The predictive power of GAT is certainly exciting, but there is already an effective form of genetic testing available that has been around for more than 40 years, the Gleason scoring system. The Gleason system relies on the visual appearance of cells under the microscope to draw conclusions about their inner genetic makeup. In the medical world, using the visual appearance of the cancer cells is called phenotypic analysis. GAT is genotypic analysis.  Drawing conclusions about underlying genetic makeup by simple visual assessment is a pervasive in human experience.  In courtship, we rely on phenotypic analysis of the underlying genetic make-up of potential spouses to form an opinion about their suitability as potential mates.  Perusal of the genetic pool of immediate family members provides further insight.

So how can Gleason score draw conclusions about the underlying genetic potential for tumor aggressiveness simply by looking at the appearance of cells under a microscope?  The answer is to do a comparison of the visual appearance of cancer cells with the appearance of normal prostate cells. Normal cells in the prostate perform varied functions but still work together as a team.  Specifically, healthy cells form into definable structures called glands.  In these glands some cells manufacture prostatic fluid, a complex liquid comprising the ejaculate for the sperm to swim in.  Other cells organize to form ducts, a piping system to drain the fluid from the outer periphery of the gland and channel it into the middle of the prostate so that a large quantity of fluid can be expelled through the urethra at just the right moment.  All of these different cells work as a team and coexist in the prostate functioning together in a structured glandular arrangement.   

When a trained pathologist looks at tumor cells under the microscope he grades them by the degree of cellular disorder.  He is asking himself the question, “How much do these cells retain the normal glandular characteristics of the prostate gland?”  If a cross section of the tumor looks like an unbroken sheet of uniform cells, the cancer is high-grade; the cells have lost their ability to cooperate with each other and form glands. The cancer cells have been honed down into little race cars with only one mission, to aggressively pursue its own replicative destiny. When tumors have this appearance they are graded as a Gleason 9 or 10.  On the other hand, if the appearance of the tumor shows residual glandular components, it is less aggressive, perhaps a Gleason 7.  Gleason 6 “cancer,” the type the one that never spreads, looks almost like normal prostate gland tissue.  
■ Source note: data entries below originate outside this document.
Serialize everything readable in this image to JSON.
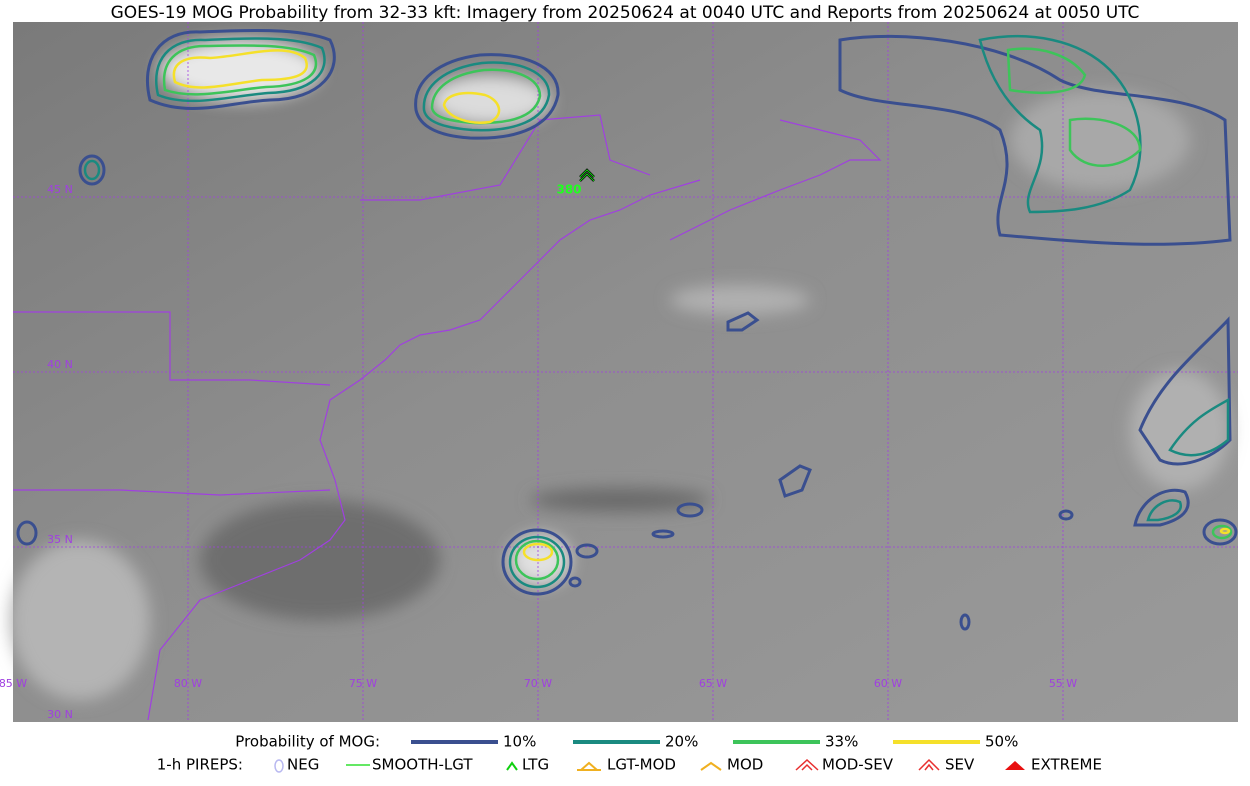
{
  "header": {
    "title": "GOES-19 MOG Probability from 32-33 kft: Imagery from 20250624 at 0040 UTC and Reports from 20250624 at 0050 UTC"
  },
  "map": {
    "lon_labels": [
      "85 W",
      "80 W",
      "75 W",
      "70 W",
      "65 W",
      "60 W",
      "55 W"
    ],
    "lat_labels": [
      "45 N",
      "40 N",
      "35 N",
      "30 N"
    ],
    "pirep_label": "380"
  },
  "legend": {
    "prob_title": "Probability of MOG:",
    "prob_items": [
      {
        "label": "10%",
        "color": "#3a4f8f"
      },
      {
        "label": "20%",
        "color": "#1a8a80"
      },
      {
        "label": "33%",
        "color": "#3dc45a"
      },
      {
        "label": "50%",
        "color": "#f5e02a"
      }
    ],
    "pirep_title": "1-h PIREPS:",
    "pirep_items": [
      {
        "label": "NEG",
        "color": "#b8b8f0"
      },
      {
        "label": "SMOOTH-LGT",
        "color": "#30e030"
      },
      {
        "label": "LTG",
        "color": "#10d010"
      },
      {
        "label": "LGT-MOD",
        "color": "#f0b020"
      },
      {
        "label": "MOD",
        "color": "#f0b020"
      },
      {
        "label": "MOD-SEV",
        "color": "#e83030"
      },
      {
        "label": "SEV",
        "color": "#e83030"
      },
      {
        "label": "EXTREME",
        "color": "#e81010"
      }
    ]
  }
}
Predicting future tumor behavior is obviously very important. How fast will it grow?  Is it likely to spread? How well can it be expected to respond to treatment?  As a result of decades of experience, doctors have learned to use the Gleason scoring system to accurately predict the long-term outcome in individual patients. The new GAT tests represent an important additional refinement, further enhancing our ability to predict the future behavior of an individual cancer. GAT holds one even bigger promise.  In the future we believe GAT testing will be a powerful aid in the selection of targeted therapy, i.e., picking cancer treatments with anticancer activity tailored to individual tumor types.  This hope, however, will have to be postponed until our limited armamentarium of effective treatments is further expanded.    
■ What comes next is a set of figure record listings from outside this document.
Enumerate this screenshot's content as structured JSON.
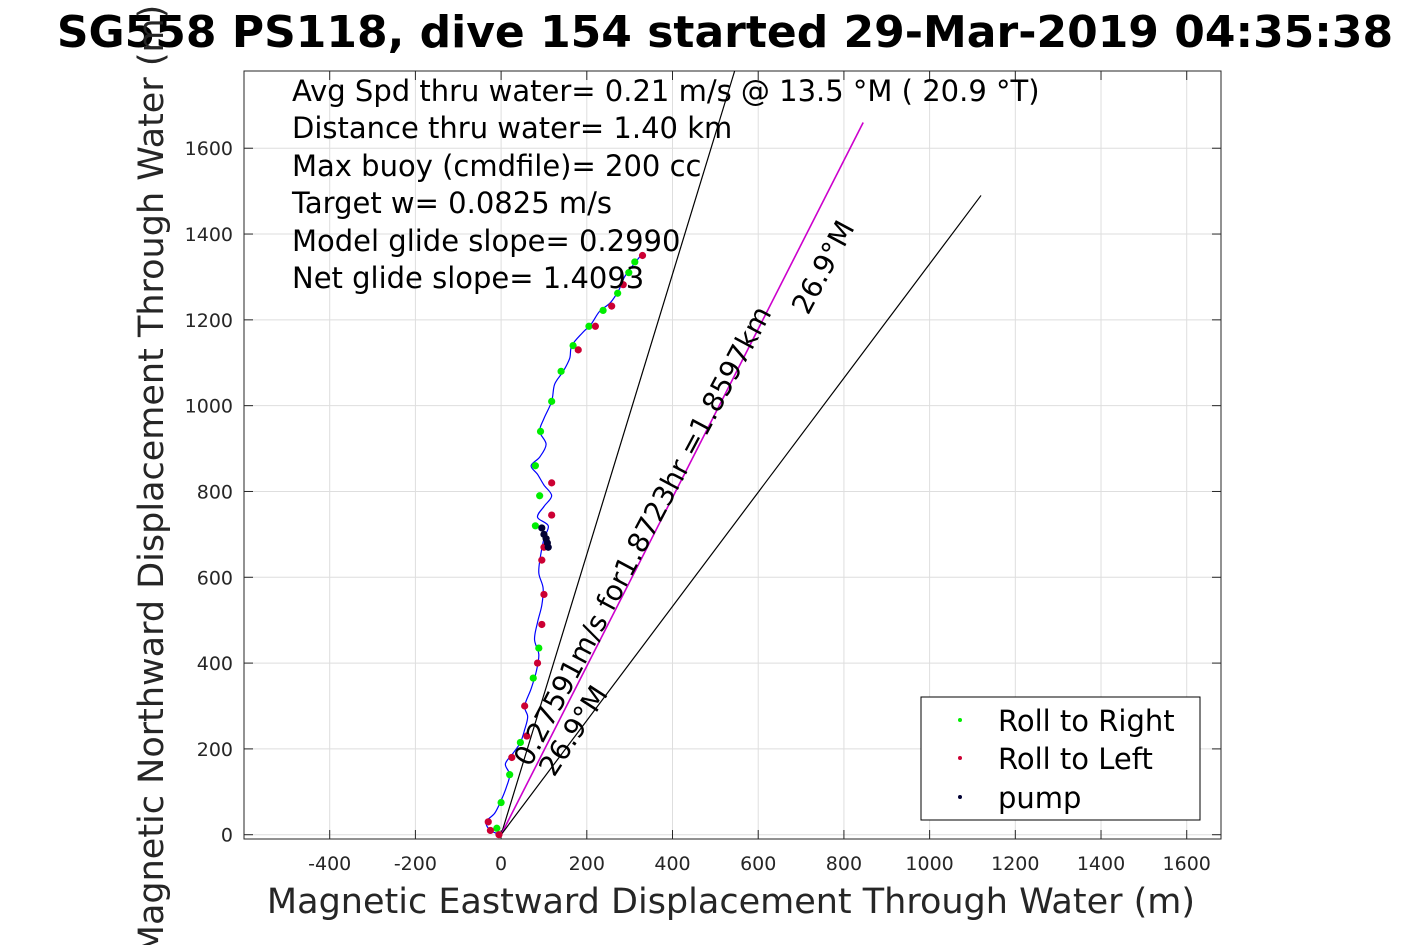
{
  "chart_data": {
    "type": "scatter",
    "title": "SG558 PS118, dive 154 started 29-Mar-2019 04:35:38",
    "xlabel": "Magnetic Eastward Displacement Through Water (m)",
    "ylabel": "Magnetic Northward Displacement Through Water (m)",
    "xlim": [
      -600,
      1680
    ],
    "ylim": [
      -10,
      1780
    ],
    "xticks": [
      -400,
      -200,
      0,
      200,
      400,
      600,
      800,
      1000,
      1200,
      1400,
      1600
    ],
    "yticks": [
      0,
      200,
      400,
      600,
      800,
      1000,
      1200,
      1400,
      1600
    ],
    "grid": true,
    "legend_position": "bottom-right",
    "annotations": [
      "Avg Spd thru water=  0.21 m/s @  13.5 °M ( 20.9 °T)",
      "Distance thru water=  1.40 km",
      "Max buoy (cmdfile)= 200 cc",
      "Target w= 0.0825 m/s",
      "Model glide slope= 0.2990",
      "Net glide slope= 1.4093"
    ],
    "line_labels": {
      "main": "0.27591m/s for1.8723hr =1.8597km",
      "heading_upper": "26.9°M",
      "heading_lower": "26.9°M"
    },
    "reference_lines": [
      {
        "name": "upper-bound",
        "color": "#000000",
        "from": [
          0,
          0
        ],
        "to": [
          545,
          1780
        ]
      },
      {
        "name": "heading",
        "color": "#cc00cc",
        "from": [
          0,
          0
        ],
        "to": [
          845,
          1660
        ]
      },
      {
        "name": "lower-bound",
        "color": "#000000",
        "from": [
          0,
          0
        ],
        "to": [
          1120,
          1490
        ]
      }
    ],
    "track": [
      [
        0,
        0
      ],
      [
        -25,
        10
      ],
      [
        -35,
        30
      ],
      [
        -15,
        50
      ],
      [
        0,
        80
      ],
      [
        12,
        110
      ],
      [
        20,
        140
      ],
      [
        10,
        165
      ],
      [
        28,
        190
      ],
      [
        45,
        215
      ],
      [
        55,
        245
      ],
      [
        62,
        275
      ],
      [
        55,
        300
      ],
      [
        70,
        340
      ],
      [
        82,
        380
      ],
      [
        88,
        420
      ],
      [
        78,
        455
      ],
      [
        85,
        495
      ],
      [
        95,
        535
      ],
      [
        98,
        575
      ],
      [
        88,
        610
      ],
      [
        92,
        650
      ],
      [
        100,
        690
      ],
      [
        110,
        720
      ],
      [
        85,
        740
      ],
      [
        100,
        765
      ],
      [
        118,
        790
      ],
      [
        100,
        815
      ],
      [
        85,
        840
      ],
      [
        70,
        860
      ],
      [
        90,
        880
      ],
      [
        105,
        910
      ],
      [
        90,
        940
      ],
      [
        100,
        970
      ],
      [
        118,
        1010
      ],
      [
        125,
        1050
      ],
      [
        145,
        1080
      ],
      [
        160,
        1110
      ],
      [
        165,
        1140
      ],
      [
        190,
        1170
      ],
      [
        210,
        1190
      ],
      [
        230,
        1220
      ],
      [
        255,
        1240
      ],
      [
        275,
        1270
      ],
      [
        288,
        1300
      ],
      [
        310,
        1330
      ],
      [
        330,
        1355
      ]
    ],
    "series": [
      {
        "name": "Roll to Right",
        "color": "#00ee00",
        "points": [
          [
            -10,
            15
          ],
          [
            0,
            75
          ],
          [
            20,
            140
          ],
          [
            45,
            215
          ],
          [
            75,
            365
          ],
          [
            88,
            435
          ],
          [
            80,
            720
          ],
          [
            90,
            790
          ],
          [
            80,
            860
          ],
          [
            92,
            940
          ],
          [
            118,
            1010
          ],
          [
            140,
            1080
          ],
          [
            168,
            1140
          ],
          [
            205,
            1185
          ],
          [
            238,
            1222
          ],
          [
            272,
            1262
          ],
          [
            298,
            1310
          ],
          [
            312,
            1335
          ]
        ]
      },
      {
        "name": "Roll to Left",
        "color": "#cc0033",
        "points": [
          [
            -25,
            10
          ],
          [
            -30,
            30
          ],
          [
            -5,
            0
          ],
          [
            25,
            180
          ],
          [
            60,
            230
          ],
          [
            55,
            300
          ],
          [
            85,
            400
          ],
          [
            95,
            490
          ],
          [
            100,
            560
          ],
          [
            95,
            640
          ],
          [
            100,
            670
          ],
          [
            118,
            745
          ],
          [
            118,
            820
          ],
          [
            180,
            1130
          ],
          [
            220,
            1185
          ],
          [
            258,
            1232
          ],
          [
            285,
            1282
          ],
          [
            330,
            1350
          ]
        ]
      },
      {
        "name": "pump",
        "color": "#000033",
        "points": [
          [
            95,
            715
          ],
          [
            100,
            700
          ],
          [
            105,
            690
          ],
          [
            108,
            680
          ],
          [
            110,
            670
          ]
        ]
      }
    ]
  }
}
Now, what is it that I consider to be the most exciting area of medical progress? Since I am an impatient type of guy, someone who is looking for quick results, I find immunotherapy more exciting than GAT. To fully exploit the potential of GAT we will need to invent new pills for each of the myriad of genetically different tumor types. Immunotherapy on the other hand comes with its own “built-in” GAT system that enables it to target the unique genetic signature of individual cancer cells. The immune system is so smart, all we have to do is “flip the switch on” and starts cranking out genetically targeted anticancer therapy. Recent developments in the field of immunology are truly mind-boggling and hold promise for a big revolution in cancer therapy within the next 5-10 years.  I’ll try to address some of these recent advances in an upcoming blog.